Häufige PPC-Fehler, die Sie verbrennen können

In dem Bestreben, ihre Unternehmen mit Pay-Per-Click-Werbung direkt vor ihre Zielgruppe zu bringen, missachten Unternehmen, insbesondere Start-ups und kleine Unternehmen, die Leitregeln der PPC-Werbung. Am Ende würden sie ihr Budget verbrennen, und ohne zu wissen, wo sie es verpasst haben.

Richtig gemacht, kann PPC einen hervorragenden ROI erzielen – andererseits kann es Sie schneller ruinieren als ein Mann, der im Treibsand ertrinkt, und Sie können es am Ende für immer hassen. Um sich davor zu schützen, befolgen Sie diese Grundregeln:

1. Werbetexte schreiben, die nicht konvertieren

Aus PPC-Sicht besteht ein Anzeigentext aus einer Überschrift und einer Beschreibung.

Auf der Google-Suchseite ist die Überschrift beispielsweise der Text, der blau erscheint, während die Beschreibung der kleine Textblock ist, der folgt. Wenn Sie kein Texter mit langjähriger Erfahrung in der Konvertierung von Verkaufstexten sind, werden Sie sicherlich Schwierigkeiten haben, Werbetexte zu erstellen und ansprechend zu gestalten – verlieren Sie nicht den Mut, es ist alles Teil des Spiels.

Beim Schreiben eines Anzeigentextes:

• Verwenden Sie großzügig Personalpronomen wie „du“

• Weniger von Ihnen und mehr von ihnen – Besuchern zu sagen, dass Sie der Beste in etwas sind, ist selbstsabotierend

• Treffen Sie ihren Schmerzpunkt. Jemand, der "Akne" in das Suchfeld eingibt, sucht höchstwahrscheinlich nach Linderung – überzeugen Sie ihn, dass Sie helfen können

• Beenden Sie mit einem CTA (Call to Action): „Besuchen“, „Ausfinden“ usw. sind gute Beispiele

2. Keine ausschließenden Keywords angeben

Ausschließende Keywords sind Keywords, für die Ihre Anzeigen nicht geschaltet werden sollen. Angenommen, Sie haben Schuhe in beispielsweise Orleans verkauft und eines der von Ihnen ausgewählten Keywords ist "Schuhe zum Verkauf in Orleans". Wenn ein Suchender beispielsweise bei Google nach dem Stichwort "Kinderschuh zum Verkauf in Orleans" sucht, wird Ihre Anzeige sofort auftauchen und Ihr Budget zusätzlich verbrauchen.
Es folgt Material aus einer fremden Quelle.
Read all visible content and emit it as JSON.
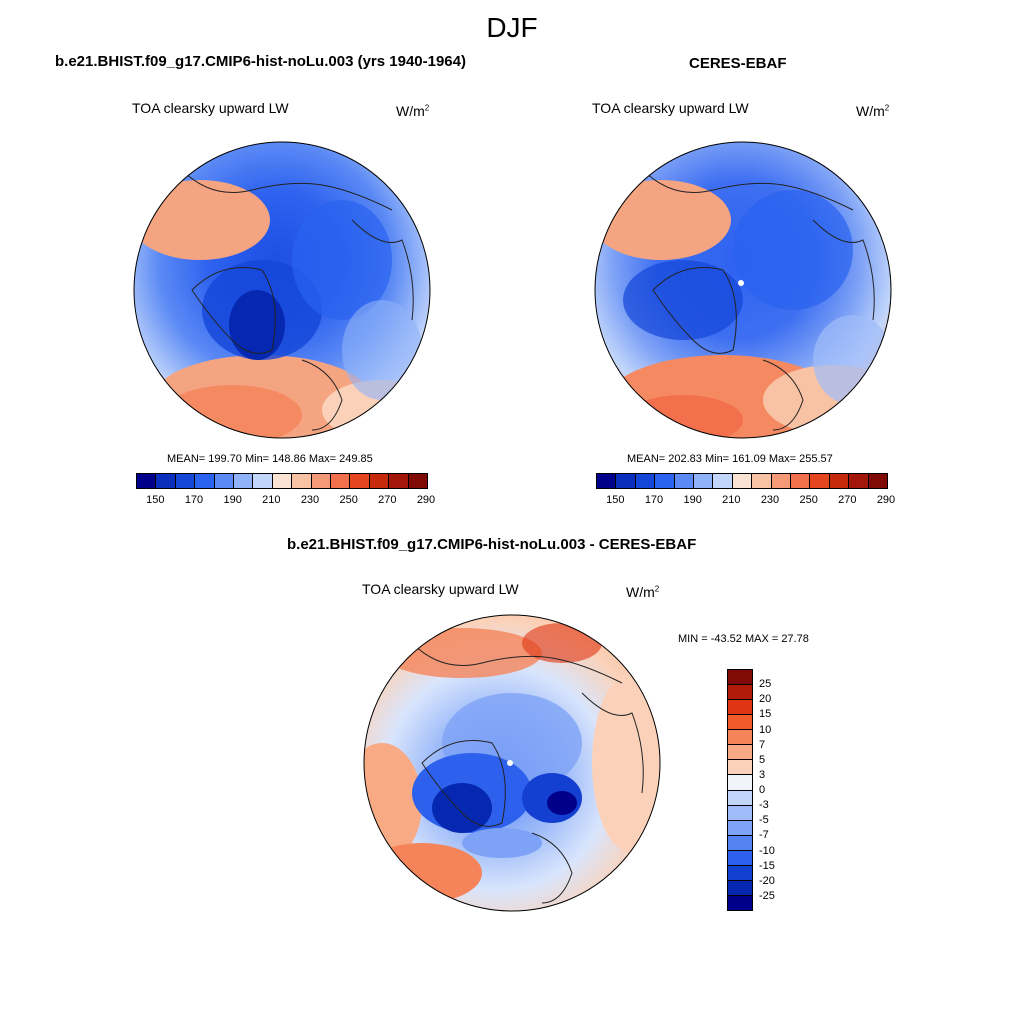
{
  "season": "DJF",
  "variable": "TOA clearsky upward LW",
  "units": "W/m",
  "units_exp": "2",
  "panels": {
    "model": {
      "title": "b.e21.BHIST.f09_g17.CMIP6-hist-noLu.003 (yrs 1940-1964)",
      "stats": "MEAN= 199.70  Min= 148.86  Max= 249.85",
      "mean": 199.7,
      "min": 148.86,
      "max": 249.85
    },
    "obs": {
      "title": "CERES-EBAF",
      "stats": "MEAN= 202.83  Min= 161.09  Max= 255.57",
      "mean": 202.83,
      "min": 161.09,
      "max": 255.57
    },
    "diff": {
      "title": "b.e21.BHIST.f09_g17.CMIP6-hist-noLu.003 - CERES-EBAF",
      "stats": "MIN = -43.52 MAX =  27.78",
      "min": -43.52,
      "max": 27.78
    }
  },
  "colorbar_abs": {
    "labels": [
      "150",
      "170",
      "190",
      "210",
      "230",
      "250",
      "270",
      "290"
    ],
    "colors": [
      "#00008b",
      "#0a2fbd",
      "#1446d8",
      "#2a63f0",
      "#5b8af5",
      "#8fb2f8",
      "#c2d6fb",
      "#fbe3d4",
      "#f8c2a4",
      "#f59a77",
      "#f2714c",
      "#e6461f",
      "#c72a0b",
      "#a3160a",
      "#7f0a06"
    ]
  },
  "colorbar_diff": {
    "labels": [
      "25",
      "20",
      "15",
      "10",
      "7",
      "5",
      "3",
      "0",
      "-3",
      "-5",
      "-7",
      "-10",
      "-15",
      "-20",
      "-25"
    ],
    "colors": [
      "#7f0a06",
      "#b01b0a",
      "#e03512",
      "#f25a2c",
      "#f5845a",
      "#f8aa85",
      "#fbd2b9",
      "#f2f4fb",
      "#c2d6fb",
      "#9fbcf9",
      "#7ea2f6",
      "#5582f3",
      "#2e60ee",
      "#1440d2",
      "#0628b0",
      "#00008b"
    ]
  }
}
Da Sie keine Kinderschuhe verkaufen, legen Sie als auszuschließendes Keyword "Kid" oder "Kiddies" fest.

Die Idee bekommen?

3. Verwendung der falschen Art von Keywords

Menschen, die mit Suchmaschinen suchen, tun dies aus zwei Gründen: um hilfreiche Informationen zu finden und das richtige Produkt zum Kauf zu finden. Zu diesem Zweck gibt es zwei Arten von Schlüsselwörtern; Informations- und kommerzielle Schlüsselwörter. "Wie man einen kaputten Hammer repariert" ist ein gutes Beispiel für ein informatives Schlüsselwort. "Bester Webhoster" hingegen ist ein Beispiel für kommerzielle Keywords.
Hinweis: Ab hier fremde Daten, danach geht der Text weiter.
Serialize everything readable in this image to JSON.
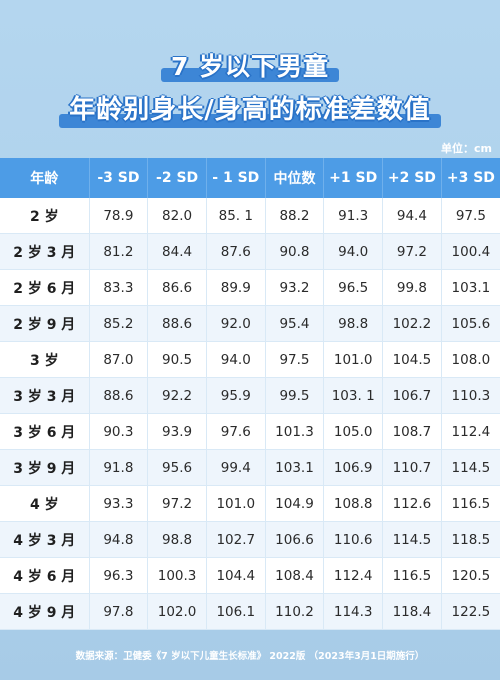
{
  "title": {
    "line1": "7 岁以下男童",
    "line2": "年龄别身长/身高的标准差数值"
  },
  "unit": "单位：cm",
  "table": {
    "headers": [
      "年龄",
      "-3 SD",
      "-2 SD",
      "- 1 SD",
      "中位数",
      "+1 SD",
      "+2 SD",
      "+3 SD"
    ],
    "rows": [
      {
        "age": "2 岁",
        "values": [
          "78.9",
          "82.0",
          "85. 1",
          "88.2",
          "91.3",
          "94.4",
          "97.5"
        ]
      },
      {
        "age": "2 岁 3 月",
        "values": [
          "81.2",
          "84.4",
          "87.6",
          "90.8",
          "94.0",
          "97.2",
          "100.4"
        ]
      },
      {
        "age": "2 岁 6 月",
        "values": [
          "83.3",
          "86.6",
          "89.9",
          "93.2",
          "96.5",
          "99.8",
          "103.1"
        ]
      },
      {
        "age": "2 岁 9 月",
        "values": [
          "85.2",
          "88.6",
          "92.0",
          "95.4",
          "98.8",
          "102.2",
          "105.6"
        ]
      },
      {
        "age": "3 岁",
        "values": [
          "87.0",
          "90.5",
          "94.0",
          "97.5",
          "101.0",
          "104.5",
          "108.0"
        ]
      },
      {
        "age": "3 岁 3 月",
        "values": [
          "88.6",
          "92.2",
          "95.9",
          "99.5",
          "103. 1",
          "106.7",
          "110.3"
        ]
      },
      {
        "age": "3 岁 6 月",
        "values": [
          "90.3",
          "93.9",
          "97.6",
          "101.3",
          "105.0",
          "108.7",
          "112.4"
        ]
      },
      {
        "age": "3 岁 9 月",
        "values": [
          "91.8",
          "95.6",
          "99.4",
          "103.1",
          "106.9",
          "110.7",
          "114.5"
        ]
      },
      {
        "age": "4 岁",
        "values": [
          "93.3",
          "97.2",
          "101.0",
          "104.9",
          "108.8",
          "112.6",
          "116.5"
        ]
      },
      {
        "age": "4 岁 3 月",
        "values": [
          "94.8",
          "98.8",
          "102.7",
          "106.6",
          "110.6",
          "114.5",
          "118.5"
        ]
      },
      {
        "age": "4 岁 6 月",
        "values": [
          "96.3",
          "100.3",
          "104.4",
          "108.4",
          "112.4",
          "116.5",
          "120.5"
        ]
      },
      {
        "age": "4 岁 9 月",
        "values": [
          "97.8",
          "102.0",
          "106.1",
          "110.2",
          "114.3",
          "118.4",
          "122.5"
        ]
      }
    ]
  },
  "footer": "数据来源：卫健委《7 岁以下儿童生长标准》 2022版 （2023年3月1日期施行）",
  "colors": {
    "background": "#a9cce8",
    "header_bg": "#4d9ce6",
    "title_highlight": "#3d86d6",
    "row_alt": "#eef5fc"
  }
}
Es sei denn, Sie möchten den Verkehr auf Ihre Website allein lenken, ein informatives Schlüsselwort ist völlig in Ordnung. Ansonsten tun Sie das Notwendige.

4. Nicht funktionierende Keywords nicht eliminieren

Selbst erfahrene Marketer laden ihre Kampagnen häufig mit nicht performanten Keywords. Dies sind Keywords, die zwar Traffic bringen, aber die falsche Art von Traffic oder einfach keine Leistung erbringen. Wenn Ihnen Effizienz wichtig ist, lassen Sie diese Schlüsselwörter weg.
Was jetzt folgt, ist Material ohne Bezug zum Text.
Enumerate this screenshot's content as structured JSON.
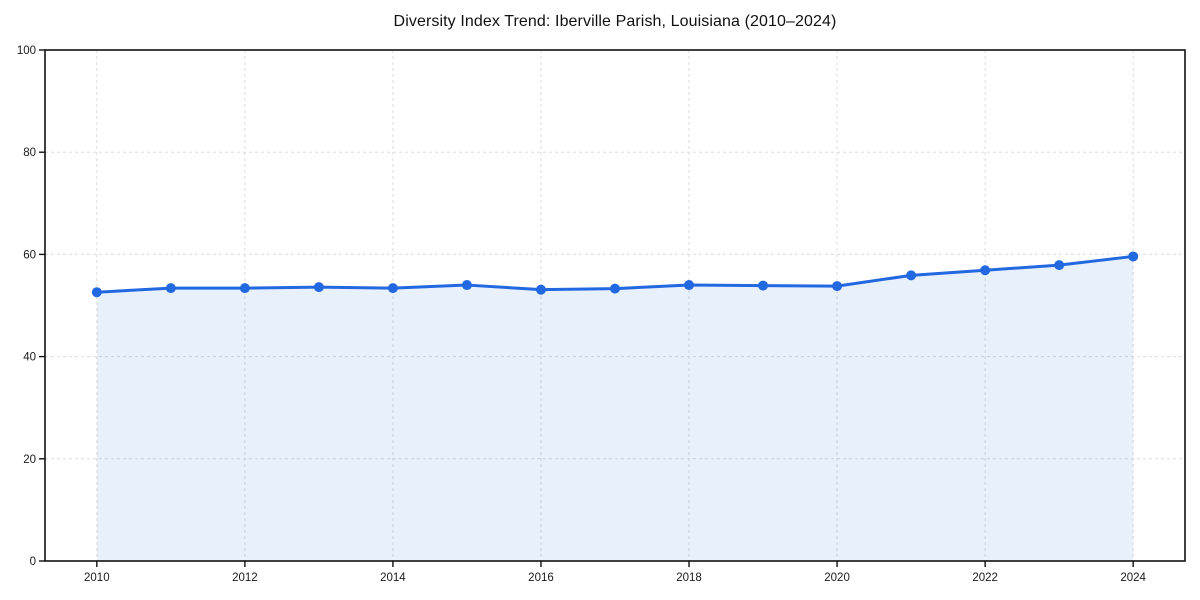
{
  "chart_data": {
    "type": "area",
    "title": "Diversity Index Trend: Iberville Parish, Louisiana (2010–2024)",
    "x": [
      2010,
      2011,
      2012,
      2013,
      2014,
      2015,
      2016,
      2017,
      2018,
      2019,
      2020,
      2021,
      2022,
      2023,
      2024
    ],
    "values": [
      52.6,
      53.4,
      53.4,
      53.6,
      53.4,
      54.0,
      53.1,
      53.3,
      54.0,
      53.9,
      53.8,
      55.9,
      56.9,
      57.9,
      59.6
    ],
    "xlabel": "",
    "ylabel": "",
    "xlim": [
      2009.3,
      2024.7
    ],
    "ylim": [
      0,
      100
    ],
    "xticks": [
      2010,
      2012,
      2014,
      2016,
      2018,
      2020,
      2022,
      2024
    ],
    "yticks": [
      0,
      20,
      40,
      60,
      80,
      100
    ],
    "grid": true,
    "legend": false,
    "marker": "circle",
    "marker_radius": 5,
    "colors": {
      "line": "#2268e0",
      "marker": "#2268e0",
      "fill": "rgba(34,104,224,0.10)",
      "gridline": "#dcdcdc",
      "axis": "#111111",
      "text": "#1a1a1a"
    }
  }
}
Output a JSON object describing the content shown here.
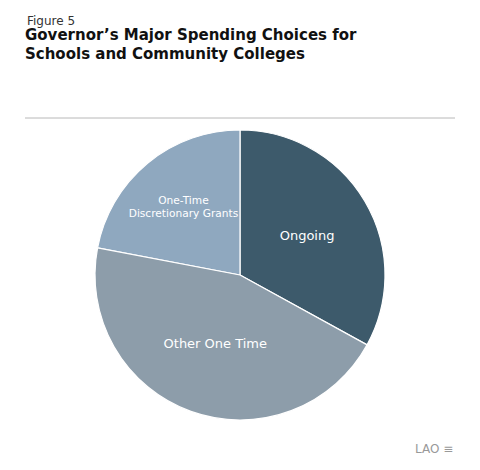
{
  "chart_data": {
    "type": "pie",
    "subtitle": "Figure 5",
    "title": "Governor’s Major Spending Choices for\nSchools and Community Colleges",
    "categories": [
      "Ongoing",
      "One-Time\nDiscretionary Grants",
      "Other One Time"
    ],
    "values": [
      33,
      22,
      45
    ],
    "colors": [
      "#3d5a6b",
      "#8fa8bf",
      "#8d9daa"
    ],
    "annotations": [
      "LAO",
      "≡"
    ],
    "legend": false
  }
}
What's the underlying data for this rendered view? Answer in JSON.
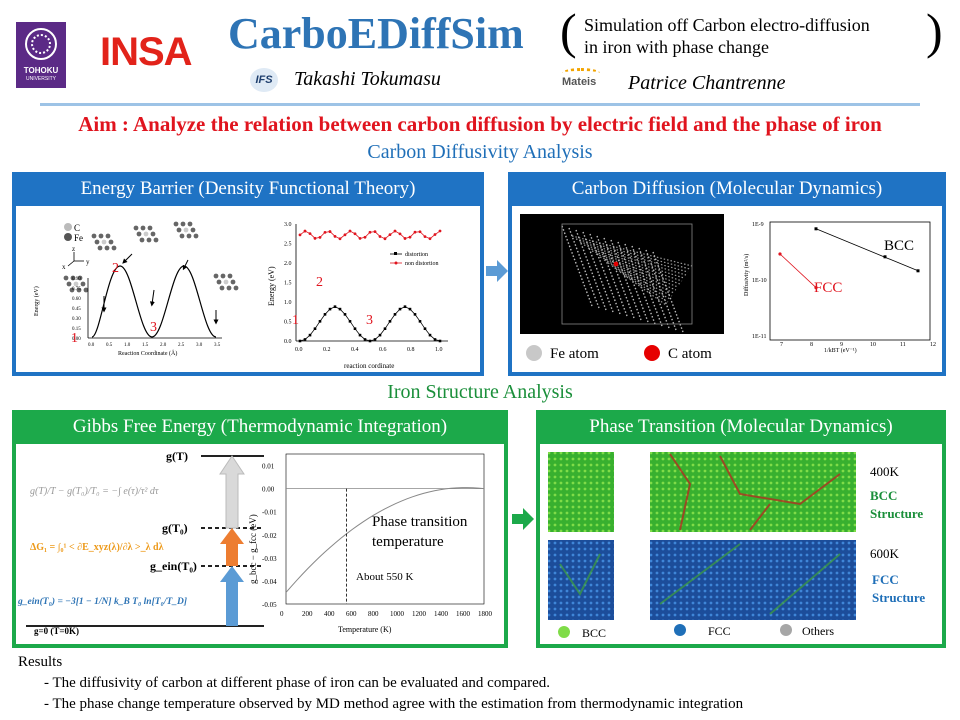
{
  "header": {
    "logo_left": "TOHOKU",
    "logo_left_sub": "UNIVERSITY",
    "logo_insa": "INSA",
    "title": "CarboEDiffSim",
    "subtitle_line1": "Simulation off Carbon electro-diffusion",
    "subtitle_line2": "in iron with phase change",
    "author1_logo": "IFS",
    "author1": "Takashi Tokumasu",
    "author2_logo": "Mateis",
    "author2": "Patrice Chantrenne"
  },
  "aim": "Aim : Analyze the relation between carbon diffusion by electric field and the phase of iron",
  "sections": {
    "carbon": "Carbon Diffusivity Analysis",
    "iron": "Iron Structure Analysis"
  },
  "panels": {
    "energy_barrier": {
      "title": "Energy Barrier (Density Functional Theory)",
      "legend_c": "C",
      "legend_fe": "Fe",
      "axis_z": "z",
      "axis_x": "x",
      "axis_y": "y",
      "left_ylabel": "Energy (eV)",
      "left_xlabel": "Reaction Coordinate (Å)",
      "left_yticks": [
        "0.90",
        "0.75",
        "0.60",
        "0.45",
        "0.30",
        "0.15",
        "0.00"
      ],
      "left_xticks": [
        "0.0",
        "0.5",
        "1.0",
        "1.5",
        "2.0",
        "2.5",
        "3.0",
        "3.5"
      ],
      "right_ylabel": "Energy (eV)",
      "right_xlabel": "reaction cordinate",
      "right_yticks": [
        "3.0",
        "2.5",
        "2.0",
        "1.5",
        "1.0",
        "0.5",
        "0.0"
      ],
      "right_xticks": [
        "0.0",
        "0.2",
        "0.4",
        "0.6",
        "0.8",
        "1.0"
      ],
      "legend_distortion": "distortion",
      "legend_non_distortion": "non distortion",
      "markers": [
        "1",
        "2",
        "3"
      ]
    },
    "carbon_diffusion": {
      "title": "Carbon Diffusion (Molecular Dynamics)",
      "fe_atom": "Fe atom",
      "c_atom": "C atom",
      "bcc": "BCC",
      "fcc": "FCC",
      "yticks": [
        "1E-9",
        "1E-10",
        "1E-11"
      ],
      "xticks": [
        "7",
        "8",
        "9",
        "10",
        "11",
        "12"
      ],
      "ylabel": "Diffusivity (m²/s)",
      "xlabel": "1/kBT (eV⁻¹)"
    },
    "gibbs": {
      "title": "Gibbs Free Energy (Thermodynamic  Integration)",
      "g_T": "g(T)",
      "g_T0": "g(T₀)",
      "g_ein": "g_ein(T₀)",
      "g_zero": "g=0 (T=0K)",
      "eq1": "g(T)/T − g(T₀)/T₀ = −∫ e(τ)/τ² dτ",
      "eq2": "ΔG₁ = ∫₀¹ < ∂E_xyz(λ)/∂λ >_λ dλ",
      "eq3": "g_ein(T₀) = −3[1 − 1/N] k_B T₀ ln[T₀/T_D]",
      "ylabel": "g_bcc − g_fcc (eV)",
      "xlabel": "Temperature (K)",
      "yticks": [
        "0.01",
        "0.00",
        "-0.01",
        "-0.02",
        "-0.03",
        "-0.04",
        "-0.05"
      ],
      "xticks": [
        "0",
        "200",
        "400",
        "600",
        "800",
        "1000",
        "1200",
        "1400",
        "1600",
        "1800"
      ],
      "annotation_line1": "Phase transition",
      "annotation_line2": "temperature",
      "about": "About 550 K"
    },
    "phase_transition": {
      "title": "Phase Transition (Molecular Dynamics)",
      "t400": "400K",
      "bcc_structure_1": "BCC",
      "bcc_structure_2": "Structure",
      "t600": "600K",
      "fcc_structure_1": "FCC",
      "fcc_structure_2": "Structure",
      "legend_bcc": "BCC",
      "legend_fcc": "FCC",
      "legend_others": "Others"
    }
  },
  "results": {
    "heading": "Results",
    "items": [
      "- The diffusivity of carbon at different phase of iron can be evaluated and compared.",
      "- The phase change temperature observed by MD method agree with the estimation from thermodynamic integration"
    ]
  },
  "colors": {
    "title_blue": "#2e74b5",
    "aim_red": "#e0141e",
    "panel_blue": "#1f73c4",
    "panel_green": "#1ca94a",
    "bcc_green": "#1a8f3a",
    "fcc_blue": "#1f6fb8"
  }
}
5. Keine Keyword-Übereinstimmungen angeben

Nicht alle Suchenden verwenden bei der Suche nach Ihren Produkten und Dienstleistungen genau die Wörter, die Sie als Schlüsselwörter definiert haben. Um diese potentiellen Kunden nicht zu verlieren, verwendet beispielsweise Google AdWords Keyword-Matching, um diese Leads zu erfassen.

Es ist wichtig, dass Sie die richtigen Keyword-Matches richtig angeben.

Abschluss

Da haben Sie es also – 5 Tipps, die Ihnen helfen, nicht in Fallen zu tappen, in die andere tappen. Denken Sie daran, dass es wichtig ist, zu üben, nicht nur zu lesen und zu teilen.